On the political level, however, the verdict was never going to be as clear-cut. When you look back at the coverage of the week, it’s clear those at the gathering had a tin ear to the mood music.

While it was billed as the Oireachtas Golfing Society, Kathy Sheridan noted in her column that only two of the attendees were serving TDs (out of 166) and a further seven were Senators (out of 60). So, few who were present had been at the coalface of the political response to the pandemic in the previous months. They did not know but they should have known that an event like that in a busy hotel in a busy holiday destination at the height of the season was not a good look.

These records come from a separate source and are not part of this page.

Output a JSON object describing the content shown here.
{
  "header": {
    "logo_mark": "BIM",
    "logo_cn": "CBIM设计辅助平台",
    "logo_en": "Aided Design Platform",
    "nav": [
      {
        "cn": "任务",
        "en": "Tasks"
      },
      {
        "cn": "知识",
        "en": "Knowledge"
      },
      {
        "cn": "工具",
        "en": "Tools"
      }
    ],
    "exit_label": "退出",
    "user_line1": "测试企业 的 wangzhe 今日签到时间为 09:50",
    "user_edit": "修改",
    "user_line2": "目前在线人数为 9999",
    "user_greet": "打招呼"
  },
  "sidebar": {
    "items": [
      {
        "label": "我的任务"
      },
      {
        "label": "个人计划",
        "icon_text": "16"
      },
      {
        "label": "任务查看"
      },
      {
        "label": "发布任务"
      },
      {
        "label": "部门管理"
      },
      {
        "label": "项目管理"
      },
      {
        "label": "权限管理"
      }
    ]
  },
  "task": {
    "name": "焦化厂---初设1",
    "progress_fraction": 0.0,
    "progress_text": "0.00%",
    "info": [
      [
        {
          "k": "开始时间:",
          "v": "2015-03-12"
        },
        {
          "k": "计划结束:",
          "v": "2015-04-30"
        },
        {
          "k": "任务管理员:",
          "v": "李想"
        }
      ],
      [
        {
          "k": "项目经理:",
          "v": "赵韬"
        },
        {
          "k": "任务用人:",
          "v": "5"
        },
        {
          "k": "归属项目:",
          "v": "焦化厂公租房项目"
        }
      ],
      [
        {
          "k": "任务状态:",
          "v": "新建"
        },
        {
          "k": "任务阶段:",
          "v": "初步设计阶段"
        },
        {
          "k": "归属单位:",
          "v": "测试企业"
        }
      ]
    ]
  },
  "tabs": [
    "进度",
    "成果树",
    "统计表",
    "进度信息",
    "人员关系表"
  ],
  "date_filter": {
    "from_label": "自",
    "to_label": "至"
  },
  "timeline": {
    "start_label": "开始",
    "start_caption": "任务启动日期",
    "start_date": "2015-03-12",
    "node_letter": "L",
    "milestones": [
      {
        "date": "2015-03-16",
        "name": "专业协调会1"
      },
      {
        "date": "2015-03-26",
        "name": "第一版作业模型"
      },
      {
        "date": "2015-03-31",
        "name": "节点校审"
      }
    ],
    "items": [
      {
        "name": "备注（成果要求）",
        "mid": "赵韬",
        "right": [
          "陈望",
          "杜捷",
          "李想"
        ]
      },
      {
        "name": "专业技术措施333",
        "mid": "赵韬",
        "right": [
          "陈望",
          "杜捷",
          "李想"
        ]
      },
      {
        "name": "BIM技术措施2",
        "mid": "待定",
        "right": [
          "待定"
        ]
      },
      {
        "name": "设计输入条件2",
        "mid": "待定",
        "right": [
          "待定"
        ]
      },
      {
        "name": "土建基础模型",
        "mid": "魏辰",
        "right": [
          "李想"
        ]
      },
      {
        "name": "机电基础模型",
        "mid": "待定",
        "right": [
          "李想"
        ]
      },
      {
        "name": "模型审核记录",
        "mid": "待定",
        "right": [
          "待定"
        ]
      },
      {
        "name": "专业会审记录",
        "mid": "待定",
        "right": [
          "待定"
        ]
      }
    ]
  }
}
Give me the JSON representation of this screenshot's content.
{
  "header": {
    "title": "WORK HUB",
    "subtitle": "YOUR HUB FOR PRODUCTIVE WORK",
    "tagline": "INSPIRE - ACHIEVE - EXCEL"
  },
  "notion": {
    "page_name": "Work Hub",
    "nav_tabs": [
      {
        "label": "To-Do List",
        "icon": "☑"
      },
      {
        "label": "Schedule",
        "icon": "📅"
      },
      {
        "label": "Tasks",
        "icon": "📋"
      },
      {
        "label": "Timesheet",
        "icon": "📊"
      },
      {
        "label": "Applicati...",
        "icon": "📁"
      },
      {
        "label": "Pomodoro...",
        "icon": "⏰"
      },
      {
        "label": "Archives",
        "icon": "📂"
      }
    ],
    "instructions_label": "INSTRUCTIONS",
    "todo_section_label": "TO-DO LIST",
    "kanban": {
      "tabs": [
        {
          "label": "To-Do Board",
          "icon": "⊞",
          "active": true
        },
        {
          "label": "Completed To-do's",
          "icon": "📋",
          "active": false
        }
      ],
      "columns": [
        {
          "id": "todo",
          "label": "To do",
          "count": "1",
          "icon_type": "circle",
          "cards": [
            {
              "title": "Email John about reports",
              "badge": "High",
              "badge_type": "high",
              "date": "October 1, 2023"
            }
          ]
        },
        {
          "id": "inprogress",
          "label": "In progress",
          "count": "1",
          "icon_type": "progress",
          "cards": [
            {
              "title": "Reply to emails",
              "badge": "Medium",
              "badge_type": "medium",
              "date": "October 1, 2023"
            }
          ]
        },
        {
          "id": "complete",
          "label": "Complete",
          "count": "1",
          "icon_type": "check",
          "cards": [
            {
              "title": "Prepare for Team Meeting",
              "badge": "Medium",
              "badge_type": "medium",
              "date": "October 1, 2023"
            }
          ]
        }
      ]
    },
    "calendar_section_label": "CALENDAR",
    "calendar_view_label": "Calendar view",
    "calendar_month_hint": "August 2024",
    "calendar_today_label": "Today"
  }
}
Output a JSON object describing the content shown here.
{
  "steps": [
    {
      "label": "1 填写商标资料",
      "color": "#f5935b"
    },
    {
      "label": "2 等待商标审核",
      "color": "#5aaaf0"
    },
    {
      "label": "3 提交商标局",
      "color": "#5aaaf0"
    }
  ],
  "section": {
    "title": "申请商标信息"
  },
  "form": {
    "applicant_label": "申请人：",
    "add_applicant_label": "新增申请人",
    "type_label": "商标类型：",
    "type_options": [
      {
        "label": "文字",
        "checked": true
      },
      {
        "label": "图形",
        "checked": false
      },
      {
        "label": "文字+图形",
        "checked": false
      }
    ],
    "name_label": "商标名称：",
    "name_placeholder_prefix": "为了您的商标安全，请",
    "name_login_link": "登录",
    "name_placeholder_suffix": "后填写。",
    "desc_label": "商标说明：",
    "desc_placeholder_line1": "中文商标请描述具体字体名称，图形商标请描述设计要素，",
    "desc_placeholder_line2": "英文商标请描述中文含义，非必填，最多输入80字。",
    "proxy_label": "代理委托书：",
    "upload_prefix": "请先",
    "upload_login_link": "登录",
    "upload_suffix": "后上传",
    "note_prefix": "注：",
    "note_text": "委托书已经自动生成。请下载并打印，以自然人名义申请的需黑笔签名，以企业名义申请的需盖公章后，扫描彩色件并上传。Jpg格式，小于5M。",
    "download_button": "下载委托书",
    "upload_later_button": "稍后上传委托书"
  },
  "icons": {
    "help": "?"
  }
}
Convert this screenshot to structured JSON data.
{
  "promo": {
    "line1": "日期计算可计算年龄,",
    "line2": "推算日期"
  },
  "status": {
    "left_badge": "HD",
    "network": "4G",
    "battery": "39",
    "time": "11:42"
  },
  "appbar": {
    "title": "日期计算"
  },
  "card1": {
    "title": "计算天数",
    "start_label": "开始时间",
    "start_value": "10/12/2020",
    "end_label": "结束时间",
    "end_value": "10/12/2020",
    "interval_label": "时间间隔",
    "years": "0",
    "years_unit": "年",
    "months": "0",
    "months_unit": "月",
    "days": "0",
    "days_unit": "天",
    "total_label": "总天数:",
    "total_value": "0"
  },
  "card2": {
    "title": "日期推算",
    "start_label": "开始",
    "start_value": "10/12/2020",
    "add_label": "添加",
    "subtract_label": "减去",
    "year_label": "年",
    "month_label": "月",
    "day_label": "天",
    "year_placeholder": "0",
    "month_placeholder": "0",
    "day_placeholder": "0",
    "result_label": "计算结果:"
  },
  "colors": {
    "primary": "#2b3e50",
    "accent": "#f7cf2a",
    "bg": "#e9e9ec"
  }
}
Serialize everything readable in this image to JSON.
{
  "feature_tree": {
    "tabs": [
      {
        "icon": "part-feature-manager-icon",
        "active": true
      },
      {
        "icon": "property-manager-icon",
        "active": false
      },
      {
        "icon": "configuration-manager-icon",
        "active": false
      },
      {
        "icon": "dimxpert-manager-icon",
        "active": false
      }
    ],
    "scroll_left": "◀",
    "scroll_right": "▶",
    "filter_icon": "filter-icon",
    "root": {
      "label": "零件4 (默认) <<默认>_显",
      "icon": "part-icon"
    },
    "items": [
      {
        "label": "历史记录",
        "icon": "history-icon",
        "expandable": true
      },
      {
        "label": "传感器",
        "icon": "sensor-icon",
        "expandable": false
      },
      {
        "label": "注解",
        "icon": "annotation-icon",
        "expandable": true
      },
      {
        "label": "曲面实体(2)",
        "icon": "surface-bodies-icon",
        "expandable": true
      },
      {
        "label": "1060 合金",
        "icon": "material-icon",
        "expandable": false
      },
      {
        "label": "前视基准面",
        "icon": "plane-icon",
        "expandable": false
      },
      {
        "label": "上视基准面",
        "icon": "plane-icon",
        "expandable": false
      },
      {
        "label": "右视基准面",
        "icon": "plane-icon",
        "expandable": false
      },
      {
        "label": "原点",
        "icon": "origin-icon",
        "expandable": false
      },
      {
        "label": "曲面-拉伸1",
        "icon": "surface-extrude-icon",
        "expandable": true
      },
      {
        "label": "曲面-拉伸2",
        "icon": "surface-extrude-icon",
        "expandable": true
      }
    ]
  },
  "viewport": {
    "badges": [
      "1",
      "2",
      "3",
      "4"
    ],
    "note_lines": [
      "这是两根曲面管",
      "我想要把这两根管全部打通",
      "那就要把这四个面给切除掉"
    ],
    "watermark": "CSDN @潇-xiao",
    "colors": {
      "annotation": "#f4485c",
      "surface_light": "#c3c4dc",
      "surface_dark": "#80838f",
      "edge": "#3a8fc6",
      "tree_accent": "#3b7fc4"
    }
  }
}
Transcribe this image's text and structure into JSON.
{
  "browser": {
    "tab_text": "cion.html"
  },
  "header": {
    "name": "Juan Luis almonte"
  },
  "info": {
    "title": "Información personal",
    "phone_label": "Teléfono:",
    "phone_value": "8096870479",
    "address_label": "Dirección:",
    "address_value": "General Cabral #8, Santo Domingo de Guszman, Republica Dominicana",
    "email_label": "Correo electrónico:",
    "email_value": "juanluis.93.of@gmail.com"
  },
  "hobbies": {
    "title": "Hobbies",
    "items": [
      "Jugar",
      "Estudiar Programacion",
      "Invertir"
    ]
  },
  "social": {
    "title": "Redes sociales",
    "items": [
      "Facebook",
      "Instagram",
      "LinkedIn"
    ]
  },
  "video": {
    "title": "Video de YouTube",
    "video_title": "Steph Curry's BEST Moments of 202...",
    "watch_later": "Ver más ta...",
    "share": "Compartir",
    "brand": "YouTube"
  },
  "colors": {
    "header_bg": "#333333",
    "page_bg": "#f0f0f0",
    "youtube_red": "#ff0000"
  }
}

Some of the reaction at the time was hysterical, with Twitter’s army of Klaxons at full flow. As our political editor Pat Leahy wrote at the time: “The hyperventilating about closed golf gatherings of the elite who run Irish society was faintly ridiculous when you looked at the list of attendees.”

He did make the valid point that the outpouring of public anger was less – to his eyes – a lynch mob than a genuine and spontaneous expression of the public’s view on the matter.

Heinous

Which was true. But long after the anger subsided, and in the round, what happened in Clifden was not remotely as heinous as it was portrayed to be at the time. Cassidy set out to comply rather than breach – that much is clear from the evidence.

And you wonder how proportionate it was for those who attended who found themselves at the receiving end. Phil Hogan and Dara Calleary both walked the plank, though Hogan’s end had more to do with his handling of the matter subsequently as anything else. Seámus Woulfe had to initiate a judicial mutiny to prevent the same thing from happening to him. Seán O’Rourke was poised to become the new presenter of Saturday View but was frozen out by RTÉ. There was a frenzy to find out who else attended (accompanied by some banal conspiracy theories).

And for four people – those who were prosecuted – the after-effects of Golfgate dominated their lives for 19 months.

The English journalist Jon Ronson has written extensively about the enormous psychological impact being caught in the middle of a national media firestorm has on individuals. It was like that for both Cassidy and Noel Grealish.

Cassidy talked of trying to remain sane during that time. Grealish’s solicitor Shane MacSweeney remarked the Galway West TD had “found the last two years stressful with this hanging over him”.

Cassidy spoke hopefully about a way back for some of those who had lost their jobs. As a politician, he should know when a career comes to a grinding halt like this, there is no such thing as instant restitution. If there is a way back, it’s going to be a long haul.